People have all sorts of expectations of Dr Happy, the Chief Happiness Officer of The Happiness Institute; and one of those is that I’ll exclusively write and talk about happiness. At the same time, most people assume I’ll be anti-unhappiness.
Like most things in life, this is true and untrue!
Surprisingly to some, the focus of my work is not really happiness; or not in the way most people think about it, anyway. More accurately, what I do (whether it’s writing or speaking or consulting or coaching) is promote the principles of Positive Psychology which rather than being “the science of happiness” as it’s sometimes labelled, is really the science of thriving and flourishing.
In other words, my passion is helping as many people as possible live their best possible lives.
Now in part, this involves positive emotions such as happiness. We can’t possibly live our best lives without a healthy dose of positivity, which includes happiness but also includes other positive emotions such as calm and contentment, satisfaction and pride, and others.
At the same time, however, no one will be or should expect to be happy all the time. The so-called “negative emotions” (such as stress and anxiety, anger and frustration, sadness and grief) are normal and at times, perfectly appropriate. We learn from and even benefit from these “negative emotions”. They help us avoid risk and gain wisdom and add colour and richness to our existence.
Accordingly, these should be and for most of us need to be integrated into the notion of living our best lives! And therein lies one of the secrets to making space for difficult emotions. We make space for things that are important; and so, if we recognise the importance of ALL emotions, including the “negative” or “painful” ones, then we can and will accept them into our lives and even appreciate them for the positives they can and do bring.
Even still, recognition of the importance and acceptance of difficult emotions still doesn’t make it easy. From an early age we’re taught and encouraged to fight against and to resist them. “Don’t be upset” we’re told; “calm down” we’re advised. And these messages are conveyed with good intention.
But the more resist, the more some things persist.
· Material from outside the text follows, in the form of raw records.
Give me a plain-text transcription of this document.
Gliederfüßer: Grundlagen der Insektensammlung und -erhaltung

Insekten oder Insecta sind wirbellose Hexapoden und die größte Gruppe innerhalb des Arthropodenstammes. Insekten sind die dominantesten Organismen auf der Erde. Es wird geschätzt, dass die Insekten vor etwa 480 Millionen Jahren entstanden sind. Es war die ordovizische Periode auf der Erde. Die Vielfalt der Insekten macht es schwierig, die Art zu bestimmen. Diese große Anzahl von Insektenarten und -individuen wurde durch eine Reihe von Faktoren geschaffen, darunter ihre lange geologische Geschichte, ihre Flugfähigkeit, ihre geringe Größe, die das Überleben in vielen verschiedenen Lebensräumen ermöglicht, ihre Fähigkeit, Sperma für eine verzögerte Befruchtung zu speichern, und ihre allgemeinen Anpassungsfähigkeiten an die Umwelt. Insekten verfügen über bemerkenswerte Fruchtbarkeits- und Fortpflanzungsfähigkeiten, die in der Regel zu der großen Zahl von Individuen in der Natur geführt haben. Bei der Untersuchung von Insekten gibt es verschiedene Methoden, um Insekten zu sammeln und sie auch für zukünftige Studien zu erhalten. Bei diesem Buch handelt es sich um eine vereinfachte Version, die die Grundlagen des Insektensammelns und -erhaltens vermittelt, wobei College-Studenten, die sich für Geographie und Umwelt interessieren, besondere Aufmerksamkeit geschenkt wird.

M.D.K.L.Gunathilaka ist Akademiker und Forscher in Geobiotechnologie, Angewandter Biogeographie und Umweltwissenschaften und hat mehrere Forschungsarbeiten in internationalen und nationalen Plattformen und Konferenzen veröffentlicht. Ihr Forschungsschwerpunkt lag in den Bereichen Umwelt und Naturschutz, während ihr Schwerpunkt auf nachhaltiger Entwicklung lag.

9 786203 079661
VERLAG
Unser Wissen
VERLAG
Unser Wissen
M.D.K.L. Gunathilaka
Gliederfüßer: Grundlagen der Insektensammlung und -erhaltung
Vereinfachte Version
And so, although those providing this advice are well-meaning the result might not ultimately be a desirable one because instead of alleviating distress it can serve to actually exacerbate it.
To help with this process, therefore, we also need to learn how to sit with distress and to fight against the natural tendency to fight against it. There are a range of strategies that can help, and we all need to find what works best for us. But in short, the most common techniques worth trying include:
- Mindfulness: observing emotions with curiosity but without judgement (try not to label emotions as being either good or bad)
- Calming strategies such as one of the many forms of relaxation (mental and physical)
- Grounding techniques: which typically include focusing on external stimuli (such as a sound or a sensation or a physical task)
Remember, as always, that you don’t need to do any of this all on your own. Reaching out and asking for help and/or talking distressing emotions through with a loved one or friend can be very helpful.
And finally, please persevere and practice. Like many things in life, the ability to make space for difficult emotions is much easier said than done. But like most things in life, also, with practice and persistence comes mastery. If you stick at it, it will get easier; and you’ll get better. And this is definitely something in life that’s worth getting better at.